Ron Underhill delivered a fine show as usual and was a great way to start day 2.
I was sharing an alcove with Dave Jeske from Blue Spruce and he had a fine range of mouth watering tools on display as usual. I had Chris Vesper on the other side but I didn't manage to get a shot of his stand as there were always customers in the way! Any thoughts of my long journey home were dismissed when I thought of his trek back to Australia. Chris (as well as Dave Jeske) will be over for the European Woodworking Show in the UK in September, a great opportunity to see his full range of wonderful tools.
Blue Spruce brought a couple of prototype fret saws which were very interesting. They had a beautiful blade tightening design and they could be swivelled easily to any angle. The fit and finish was superb (of course) and I would have bought one straight away if they had been available. One to watch for.
What I did come away with was a lovely adjustable square as well as sliding bevel, which will join my two Vesper bevels. It's a funny thing with sliding bevels, I don't use them that often but when I do (eg plane making) I never seem to have enough. Well that's my excuse for buying it and I'm sticking to it!
I'll leave you with a selection of other exhibitors from the Festahlle Barn. I'm sorry for not including makers from the others four venues but I didn't get a chance to get round once the doors opened.
Until next time..............
Monday, 15 May 2017
Daniel kindly sent me some pictures of some of his recent projects. He's very pleased with his dovetail guide and has been putting it to good use.
This one is his tea/coffee station with some nice wedged tenons.
The next two are of his sharpening station.
Next up his radio box, he's on a roll!
Even a little hole for the Aerial
A double hinge lid for his screw gun (drill driver).
Wednesday, 10 May 2017
Here's my offering for the door prize, one of my angled dovetail boxes.
It may seem like offering sand to Arabs, but most of my work is bought by woodworkers, so I hope someone will be pleased.

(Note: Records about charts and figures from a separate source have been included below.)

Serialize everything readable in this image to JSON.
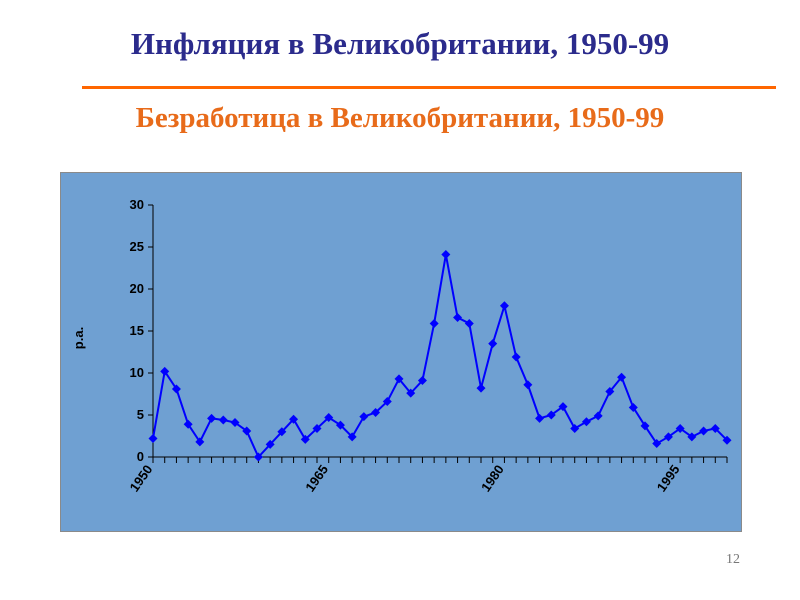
{
  "slide": {
    "title": "Инфляция в Великобритании, 1950-99",
    "subtitle": "Безработица в Великобритании, 1950-99",
    "number": "12",
    "title_color": "#2b2b8c",
    "subtitle_color": "#e86b1a",
    "rule_color": "#ff6600",
    "panel_color": "#6fa0d2"
  },
  "chart_data": {
    "type": "line",
    "title": "",
    "xlabel": "",
    "ylabel": "p.a.",
    "x": [
      1950,
      1951,
      1952,
      1953,
      1954,
      1955,
      1956,
      1957,
      1958,
      1959,
      1960,
      1961,
      1962,
      1963,
      1964,
      1965,
      1966,
      1967,
      1968,
      1969,
      1970,
      1971,
      1972,
      1973,
      1974,
      1975,
      1976,
      1977,
      1978,
      1979,
      1980,
      1981,
      1982,
      1983,
      1984,
      1985,
      1986,
      1987,
      1988,
      1989,
      1990,
      1991,
      1992,
      1993,
      1994,
      1995,
      1996,
      1997,
      1998,
      1999
    ],
    "x_tick_labels": [
      "1950",
      "1965",
      "1980",
      "1995"
    ],
    "x_tick_values": [
      1950,
      1965,
      1980,
      1995
    ],
    "ylim": [
      0,
      30
    ],
    "y_ticks": [
      0,
      5,
      10,
      15,
      20,
      25,
      30
    ],
    "grid": false,
    "legend": "none",
    "series": [
      {
        "name": "",
        "color": "#0000ff",
        "marker": "diamond",
        "values": [
          2.2,
          10.2,
          8.1,
          3.9,
          1.8,
          4.6,
          4.4,
          4.1,
          3.1,
          0.0,
          1.5,
          3.0,
          4.5,
          2.1,
          3.4,
          4.7,
          3.8,
          2.4,
          4.8,
          5.3,
          6.6,
          9.3,
          7.6,
          9.1,
          15.9,
          24.1,
          16.6,
          15.9,
          8.2,
          13.5,
          18.0,
          11.9,
          8.6,
          4.6,
          5.0,
          6.0,
          3.4,
          4.2,
          4.9,
          7.8,
          9.5,
          5.9,
          3.7,
          1.6,
          2.4,
          3.4,
          2.4,
          3.1,
          3.4,
          2.0
        ]
      }
    ]
  }
}
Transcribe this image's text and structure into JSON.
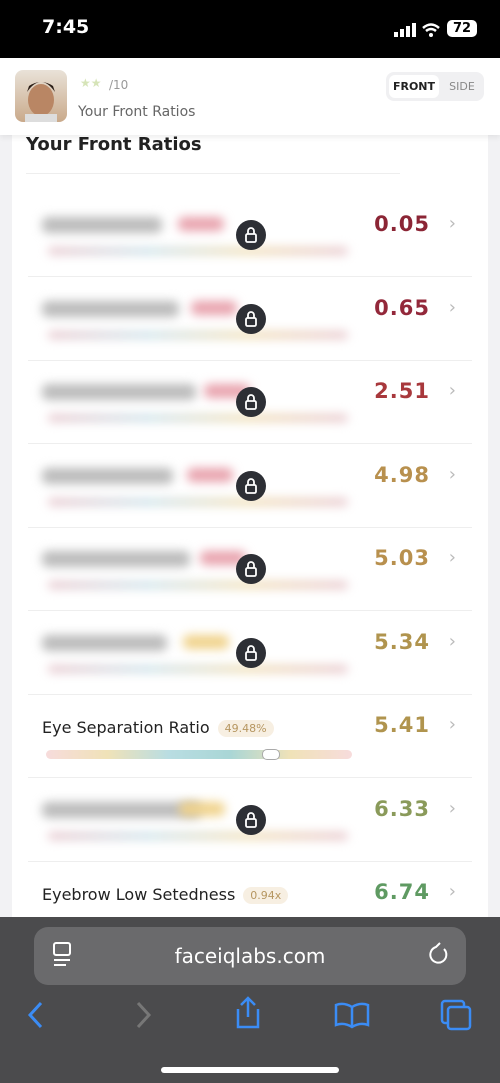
{
  "status_bar": {
    "time": "7:45",
    "battery": "72"
  },
  "header": {
    "rating_suffix": "/10",
    "subtitle": "Your Front Ratios",
    "tabs": [
      "FRONT",
      "SIDE"
    ]
  },
  "section_title": "Your Front Ratios",
  "rows": [
    {
      "score": "0.05",
      "color": "#8b2535",
      "locked": true
    },
    {
      "score": "0.65",
      "color": "#93283a",
      "locked": true
    },
    {
      "score": "2.51",
      "color": "#a8383c",
      "locked": true
    },
    {
      "score": "4.98",
      "color": "#b8904e",
      "locked": true
    },
    {
      "score": "5.03",
      "color": "#b8904e",
      "locked": true
    },
    {
      "score": "5.34",
      "color": "#b0944e",
      "locked": true
    },
    {
      "name": "Eye Separation Ratio",
      "badge": "49.48%",
      "score": "5.41",
      "color": "#b0944e",
      "locked": false
    },
    {
      "score": "6.33",
      "color": "#8a9a5a",
      "locked": true
    },
    {
      "name": "Eyebrow Low Setedness",
      "badge": "0.94x",
      "score": "6.74",
      "color": "#5f9a62",
      "locked": false
    }
  ],
  "browser": {
    "url": "faceiqlabs.com"
  }
}
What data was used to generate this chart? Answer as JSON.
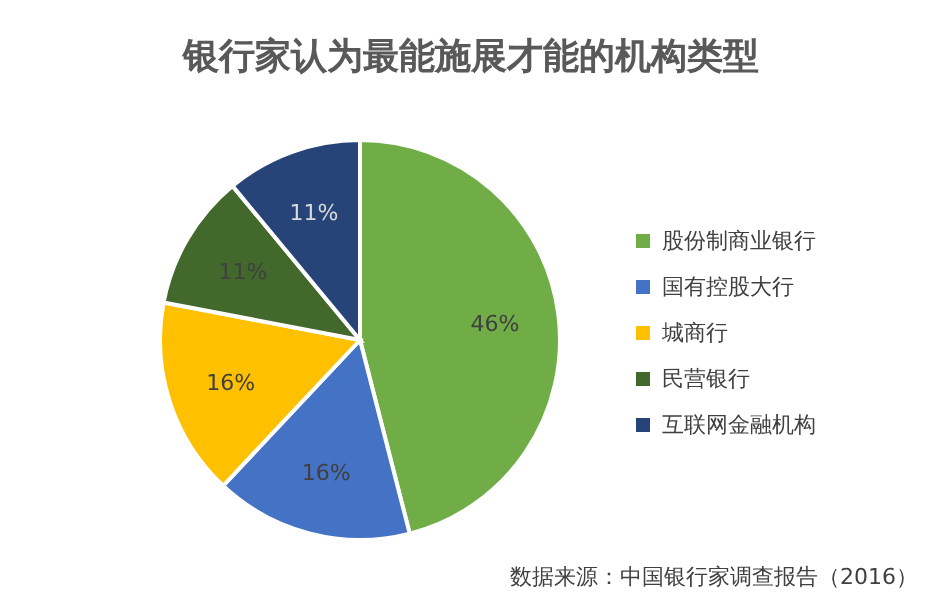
{
  "chart_data": {
    "type": "pie",
    "title": "银行家认为最能施展才能的机构类型",
    "categories": [
      "股份制商业银行",
      "国有控股大行",
      "城商行",
      "民营银行",
      "互联网金融机构"
    ],
    "values": [
      46,
      16,
      16,
      11,
      11
    ],
    "colors": [
      "#70ad47",
      "#4472c4",
      "#ffc000",
      "#43682b",
      "#264478"
    ],
    "value_labels": [
      "46%",
      "16%",
      "16%",
      "11%",
      "11%"
    ],
    "legend": "right",
    "annotations": [
      "数据来源：中国银行家调查报告（2016）"
    ]
  }
}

There will be plenty of other great door prizes to win, not bad for a show with free entry!!!
Sunday, 7 May 2017
As well as making some jack planes I've also made a small batch of matching smoothers. They are all in highly figured ash and brown oak.
The iron is 1 1/2" wide and a massive 1/4" thick and hardened to 62 Rc.

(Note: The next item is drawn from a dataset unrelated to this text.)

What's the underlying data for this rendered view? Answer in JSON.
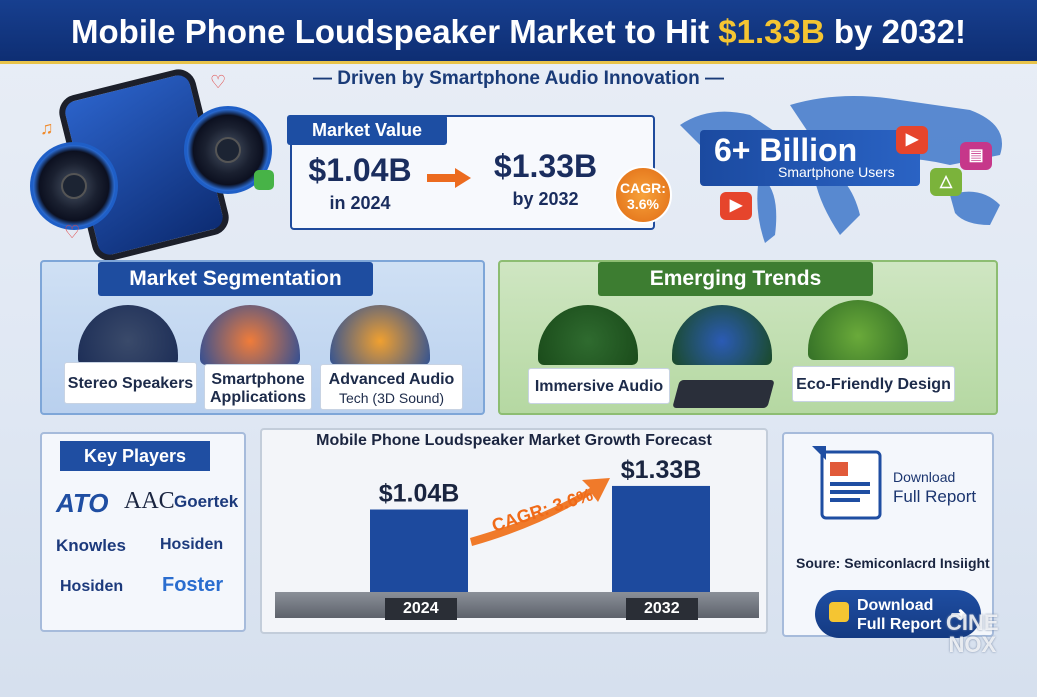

Like the jack plane, these will only be for sale at Handworks.
Friday, 5 May 2017
I made these cute little dovetail markers just for the Handworks show. They have a 1:6 angle and are made from rippled sycamore and walnut. They are stamped and come in a protective bag.
I've got just 20, so first come first served.
Tuesday, 2 May 2017
It's been two years since I retired from plane making, after making 800 planes I'd had enough.

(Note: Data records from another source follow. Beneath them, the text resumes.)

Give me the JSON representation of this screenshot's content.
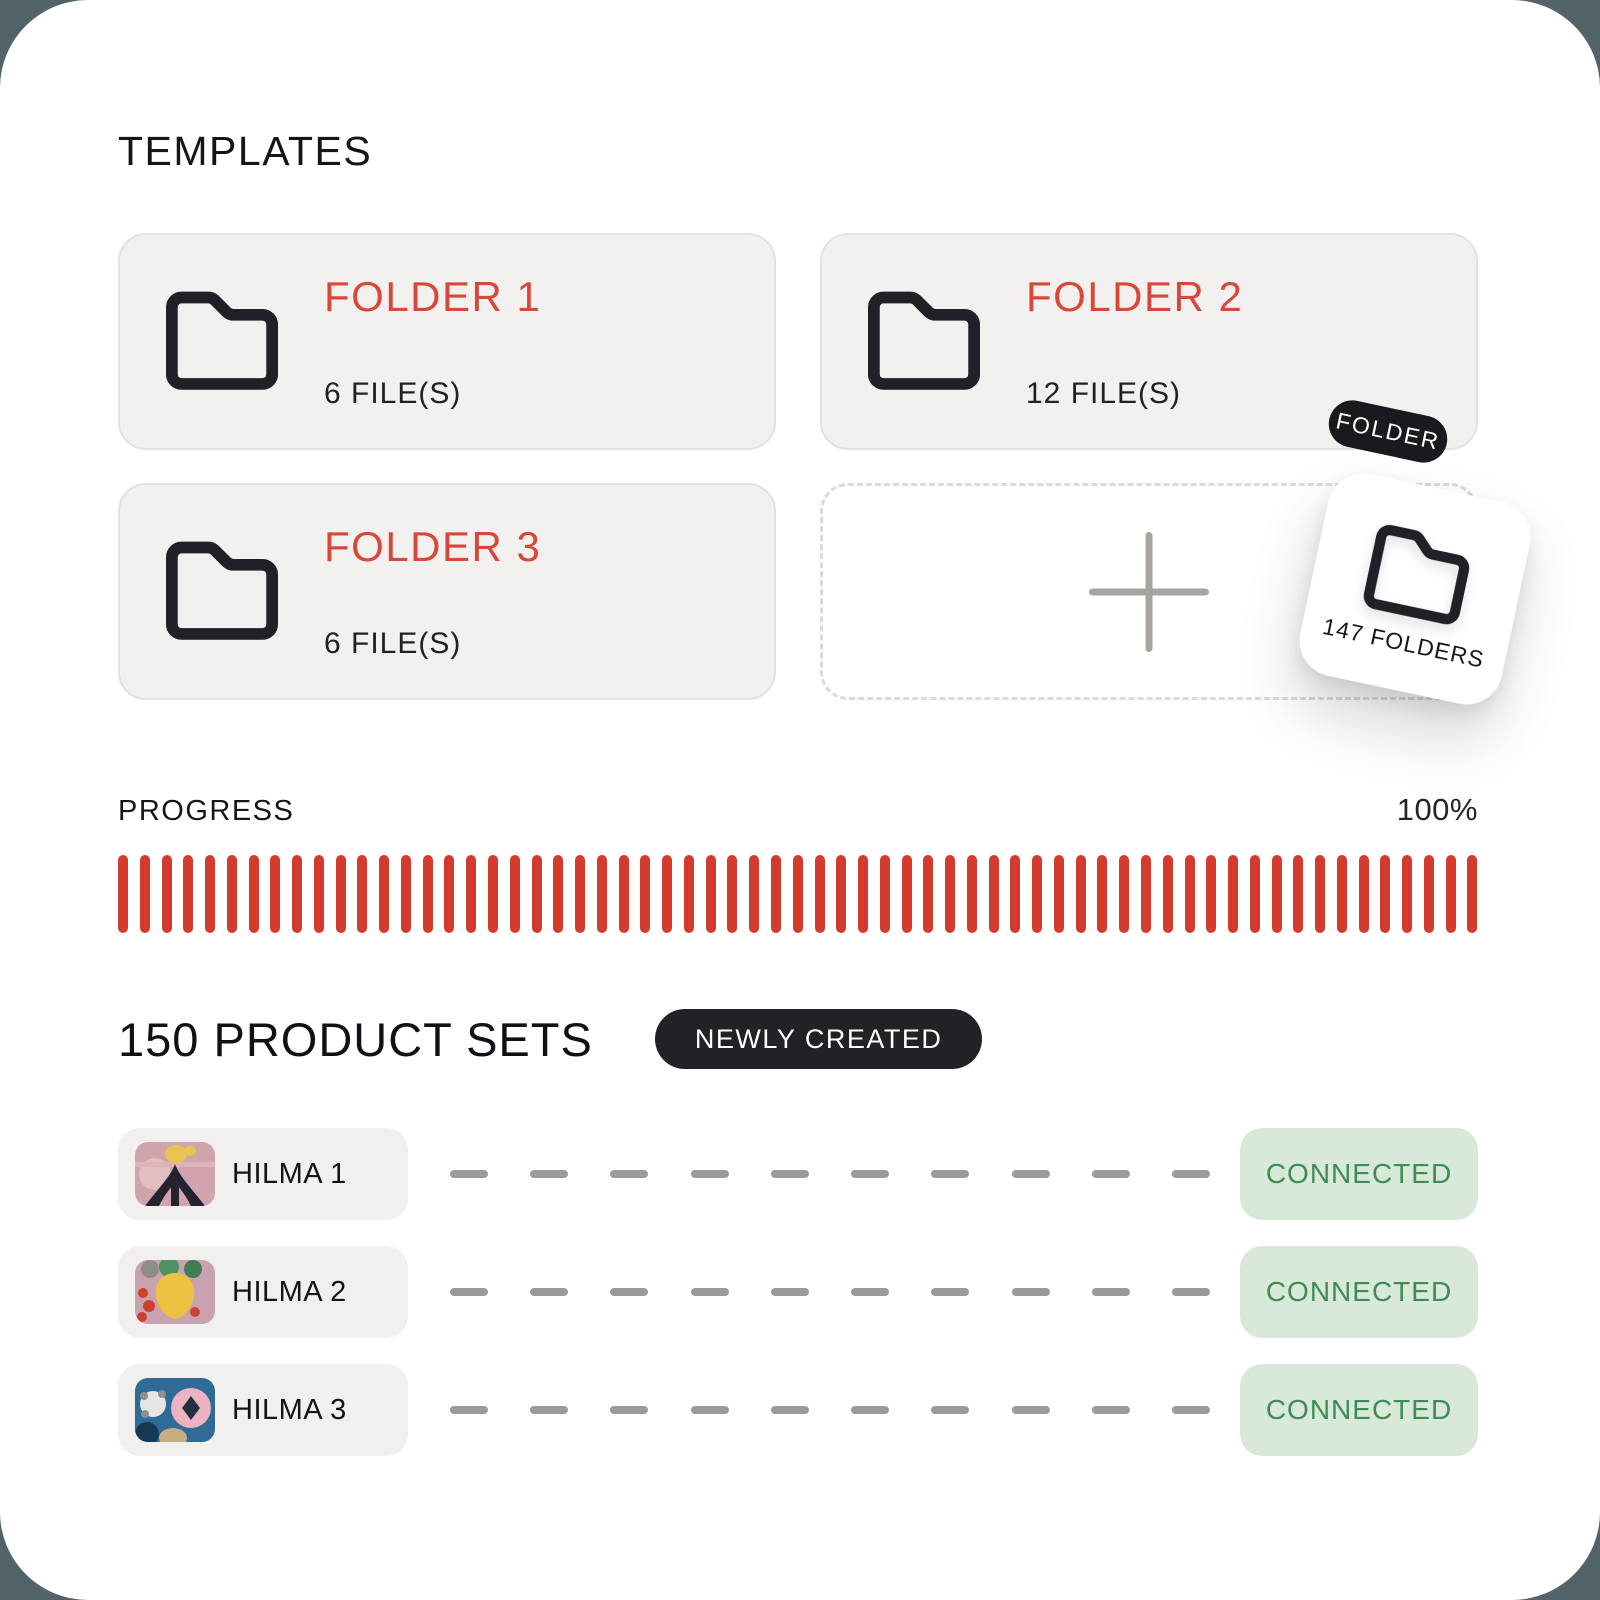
{
  "colors": {
    "accent_red": "#d8483a",
    "bar_red": "#d23b2e",
    "ink": "#201d23",
    "card_bg": "#f2f1ef",
    "card_border": "#e4e2df",
    "badge_green_bg": "#d8e9d9",
    "badge_green_text": "#3f8b55",
    "pill_black": "#1b191e",
    "page_bg": "#516369"
  },
  "templates": {
    "heading": "TEMPLATES",
    "folders": [
      {
        "name": "FOLDER 1",
        "files": "6 FILE(S)"
      },
      {
        "name": "FOLDER 2",
        "files": "12 FILE(S)"
      },
      {
        "name": "FOLDER 3",
        "files": "6 FILE(S)"
      }
    ],
    "floating_card": {
      "tag": "FOLDER",
      "label": "147 FOLDERS"
    }
  },
  "progress": {
    "label": "PROGRESS",
    "value": "100%",
    "percent": 100,
    "bar_count": 63
  },
  "product_sets": {
    "heading": "150 PRODUCT SETS",
    "badge": "NEWLY CREATED",
    "connector_dash_count": 10,
    "rows": [
      {
        "name": "HILMA 1",
        "status": "CONNECTED"
      },
      {
        "name": "HILMA 2",
        "status": "CONNECTED"
      },
      {
        "name": "HILMA 3",
        "status": "CONNECTED"
      }
    ]
  }
}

However I've decided to make a small batch of planes to take to Handworks.
With all the restrictions on exotic timbers I've used some lovely UK timbers. For these two it's brown oak and some highly rippled ash.
Although the basic outline of these jack planes is the same as my previous design the shaping is different, instead of rounding everything I've used compound curves which come to a tactile edge where they meet the sides. This is all hand work (appropriately), starting with a spoke shave followed by rasps and then finished with specially made curved sanding blocks. It's time consuming and hard work.
The result is very nice to hold and the gentle curves remind me of the shaping of chair seats which only need a moderate curve to be comfortable.
I made a few others using birds eye maple and some nicely figured oak (one in brown oak). These had a more curvaceous front than the first two.
The maple and oak is a more subtle blend than with the brown oak, not sure which I prefer.
The figured oak is rock hard as well as attractive.
Here's a good shot of the intersection of the two compound curves.
All the planes are stamped on the curved toe, which needed to be done with care.
I finished the oak and ash with four coats of hand rubbed melamine lacquer which was used to fill the pores of the open grained wood. This was then sanded smooth and five coats of Liberon finishing oil applied (one every two days) for a lustrous sheen.